Holy run on sentence, Batman. (See the writing for Andie: a deeply sympathetic character whose torture and rape we witness repeatedly onscreen who is given no conclusion. This is
bad writing - as though an episode on a cop show featured a case where a woman had been kidnapped, raped and tortured and we saw this onscreen, but at the end of the episode the cops turned around and walked away with no conclusion whatsoever. It's
bad writing. It's deeply unsatisfactory, and the fact that many audience members accept the show's prioritization of her rapist and torturer over his innocent victim says a handful of deeply disturbing things.)

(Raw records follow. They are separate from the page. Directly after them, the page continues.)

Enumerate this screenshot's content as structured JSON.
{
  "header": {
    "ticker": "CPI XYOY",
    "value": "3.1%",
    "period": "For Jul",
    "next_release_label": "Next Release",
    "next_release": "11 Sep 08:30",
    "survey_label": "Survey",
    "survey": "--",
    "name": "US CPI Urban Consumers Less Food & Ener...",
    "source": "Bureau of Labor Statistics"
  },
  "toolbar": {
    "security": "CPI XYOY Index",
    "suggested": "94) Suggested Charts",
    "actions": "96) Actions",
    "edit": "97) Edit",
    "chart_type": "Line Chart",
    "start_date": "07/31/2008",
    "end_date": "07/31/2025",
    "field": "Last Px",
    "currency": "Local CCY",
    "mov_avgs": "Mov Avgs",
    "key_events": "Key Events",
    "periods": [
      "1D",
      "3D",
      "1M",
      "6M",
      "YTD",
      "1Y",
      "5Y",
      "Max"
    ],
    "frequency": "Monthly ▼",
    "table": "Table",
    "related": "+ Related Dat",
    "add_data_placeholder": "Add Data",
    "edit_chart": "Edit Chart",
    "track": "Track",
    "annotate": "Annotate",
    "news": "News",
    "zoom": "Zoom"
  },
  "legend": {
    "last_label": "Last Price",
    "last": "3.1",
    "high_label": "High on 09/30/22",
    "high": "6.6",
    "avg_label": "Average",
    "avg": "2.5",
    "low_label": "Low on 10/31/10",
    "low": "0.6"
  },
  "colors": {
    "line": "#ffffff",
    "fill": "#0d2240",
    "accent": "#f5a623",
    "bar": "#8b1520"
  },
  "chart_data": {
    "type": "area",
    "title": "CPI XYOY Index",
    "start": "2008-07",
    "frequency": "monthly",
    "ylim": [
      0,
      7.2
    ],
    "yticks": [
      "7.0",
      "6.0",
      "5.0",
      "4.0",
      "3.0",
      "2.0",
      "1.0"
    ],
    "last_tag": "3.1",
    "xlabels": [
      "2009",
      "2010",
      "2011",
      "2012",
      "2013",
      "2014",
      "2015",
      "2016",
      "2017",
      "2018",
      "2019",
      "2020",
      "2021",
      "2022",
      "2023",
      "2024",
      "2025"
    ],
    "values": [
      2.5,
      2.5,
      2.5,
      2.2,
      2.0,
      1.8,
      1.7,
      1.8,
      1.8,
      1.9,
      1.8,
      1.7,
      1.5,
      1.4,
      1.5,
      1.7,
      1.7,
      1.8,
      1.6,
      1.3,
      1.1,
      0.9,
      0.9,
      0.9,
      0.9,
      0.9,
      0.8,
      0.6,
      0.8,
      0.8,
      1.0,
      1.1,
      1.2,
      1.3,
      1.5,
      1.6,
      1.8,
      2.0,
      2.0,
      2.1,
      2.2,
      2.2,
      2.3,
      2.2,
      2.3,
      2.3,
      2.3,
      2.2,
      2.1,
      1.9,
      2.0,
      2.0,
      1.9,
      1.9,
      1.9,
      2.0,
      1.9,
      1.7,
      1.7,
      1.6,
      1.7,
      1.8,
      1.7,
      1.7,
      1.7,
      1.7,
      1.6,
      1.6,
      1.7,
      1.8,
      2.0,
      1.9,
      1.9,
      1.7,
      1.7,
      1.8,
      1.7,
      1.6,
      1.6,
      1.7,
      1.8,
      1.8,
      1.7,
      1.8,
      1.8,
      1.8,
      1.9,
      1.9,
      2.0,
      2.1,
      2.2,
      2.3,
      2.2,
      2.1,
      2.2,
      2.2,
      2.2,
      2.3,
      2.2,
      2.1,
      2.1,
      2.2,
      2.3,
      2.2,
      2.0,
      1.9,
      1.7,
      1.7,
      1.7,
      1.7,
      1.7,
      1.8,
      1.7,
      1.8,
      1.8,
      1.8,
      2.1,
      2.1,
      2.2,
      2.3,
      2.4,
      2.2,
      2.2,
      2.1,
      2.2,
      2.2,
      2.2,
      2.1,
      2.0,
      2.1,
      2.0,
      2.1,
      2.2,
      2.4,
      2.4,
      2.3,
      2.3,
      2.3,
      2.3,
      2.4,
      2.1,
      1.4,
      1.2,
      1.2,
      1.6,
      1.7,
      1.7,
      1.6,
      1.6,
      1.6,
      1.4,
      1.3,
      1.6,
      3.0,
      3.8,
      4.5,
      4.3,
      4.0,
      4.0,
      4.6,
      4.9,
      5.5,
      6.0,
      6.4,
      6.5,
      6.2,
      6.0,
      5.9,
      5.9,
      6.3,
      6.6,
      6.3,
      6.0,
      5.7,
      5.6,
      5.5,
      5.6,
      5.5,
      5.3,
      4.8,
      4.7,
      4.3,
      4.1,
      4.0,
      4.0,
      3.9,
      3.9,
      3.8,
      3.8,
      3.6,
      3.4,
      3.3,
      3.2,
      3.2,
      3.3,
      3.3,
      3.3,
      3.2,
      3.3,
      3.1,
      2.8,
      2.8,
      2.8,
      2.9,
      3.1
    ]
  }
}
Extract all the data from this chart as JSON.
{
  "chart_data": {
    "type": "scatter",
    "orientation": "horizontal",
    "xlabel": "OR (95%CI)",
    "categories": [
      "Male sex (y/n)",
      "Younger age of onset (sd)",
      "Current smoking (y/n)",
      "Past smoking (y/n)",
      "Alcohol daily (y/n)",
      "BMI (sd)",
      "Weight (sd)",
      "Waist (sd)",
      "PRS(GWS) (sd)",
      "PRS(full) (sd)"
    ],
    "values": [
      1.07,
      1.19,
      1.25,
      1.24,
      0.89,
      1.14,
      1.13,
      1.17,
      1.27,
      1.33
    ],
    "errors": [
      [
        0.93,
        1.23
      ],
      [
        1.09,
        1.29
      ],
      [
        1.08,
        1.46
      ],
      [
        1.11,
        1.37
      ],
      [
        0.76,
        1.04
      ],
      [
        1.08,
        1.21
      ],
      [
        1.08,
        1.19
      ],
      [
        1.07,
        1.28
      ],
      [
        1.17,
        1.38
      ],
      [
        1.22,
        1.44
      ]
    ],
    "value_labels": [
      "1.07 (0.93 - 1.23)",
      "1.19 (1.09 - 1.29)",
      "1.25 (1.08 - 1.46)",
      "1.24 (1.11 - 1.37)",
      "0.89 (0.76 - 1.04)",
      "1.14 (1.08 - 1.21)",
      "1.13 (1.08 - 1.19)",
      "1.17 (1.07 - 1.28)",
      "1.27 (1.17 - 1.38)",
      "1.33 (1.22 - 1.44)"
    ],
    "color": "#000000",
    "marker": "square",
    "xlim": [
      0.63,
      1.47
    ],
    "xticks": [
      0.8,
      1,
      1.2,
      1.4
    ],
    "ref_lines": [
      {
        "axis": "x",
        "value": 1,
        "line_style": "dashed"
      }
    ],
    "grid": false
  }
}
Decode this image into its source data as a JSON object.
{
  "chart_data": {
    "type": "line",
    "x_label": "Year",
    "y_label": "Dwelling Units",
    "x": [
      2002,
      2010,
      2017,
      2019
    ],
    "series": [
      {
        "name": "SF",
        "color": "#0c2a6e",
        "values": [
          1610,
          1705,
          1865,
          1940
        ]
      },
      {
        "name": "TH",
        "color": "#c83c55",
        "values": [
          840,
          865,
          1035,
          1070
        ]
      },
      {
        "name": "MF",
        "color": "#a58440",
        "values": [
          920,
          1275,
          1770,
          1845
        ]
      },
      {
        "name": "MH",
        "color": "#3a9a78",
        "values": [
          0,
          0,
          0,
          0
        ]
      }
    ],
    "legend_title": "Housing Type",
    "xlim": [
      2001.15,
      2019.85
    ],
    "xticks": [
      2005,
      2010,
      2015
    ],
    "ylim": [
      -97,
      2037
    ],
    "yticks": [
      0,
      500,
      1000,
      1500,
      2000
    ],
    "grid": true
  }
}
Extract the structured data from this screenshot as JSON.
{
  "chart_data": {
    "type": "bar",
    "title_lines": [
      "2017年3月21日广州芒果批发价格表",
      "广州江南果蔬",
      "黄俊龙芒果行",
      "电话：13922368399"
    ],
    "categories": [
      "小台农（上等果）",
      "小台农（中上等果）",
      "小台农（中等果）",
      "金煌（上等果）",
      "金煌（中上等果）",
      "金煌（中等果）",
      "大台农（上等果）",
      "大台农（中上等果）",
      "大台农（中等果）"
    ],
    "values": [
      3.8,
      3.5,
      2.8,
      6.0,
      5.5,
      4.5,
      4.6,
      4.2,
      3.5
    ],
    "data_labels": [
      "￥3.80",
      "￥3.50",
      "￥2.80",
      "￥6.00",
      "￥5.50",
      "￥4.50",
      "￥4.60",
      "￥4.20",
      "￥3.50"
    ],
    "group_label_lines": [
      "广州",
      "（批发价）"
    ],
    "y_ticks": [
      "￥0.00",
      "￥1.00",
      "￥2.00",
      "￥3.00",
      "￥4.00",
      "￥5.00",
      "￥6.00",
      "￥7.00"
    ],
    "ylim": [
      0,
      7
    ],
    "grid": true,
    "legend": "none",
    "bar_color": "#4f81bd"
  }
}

My displeasure expressed, I do like the rapport established here; they're clearly on very familiar terms now, talking in quiet confessions like friends, their body language comfortable and barriers down. There's a lot of trust here and I also enjoy their easy physicality; the gentle way he catches her waist, his whole body orienting towards her as he reassures her as well as he can, is pure shipper bait. The person I got this video from at first thought he seized her wrist; he doesn't, and I am glad of it. There's some peremptory and - presumptuous? I'm not sure how to describe it, but I don't like the physical dynamics involved in seizing a girl by her wrist to stop her. I'd say that this conversation, his reflexively intimate choice of his hands on her hips - which doesn't trouble her - and his quiet intensity in trying to ease her emotions speaks a lot for not only how highly he thinks of her, but his respect for her, which is something I've never seen evidence of in Matt Donovan in any of his interactions with women. (Other than, arguably, Vicki.)
( cut for embedded video of multiple deleted scenes and brief commentary )Also, every time Stefan talks about being a teenager I cry a single crystalline tear at the casting department.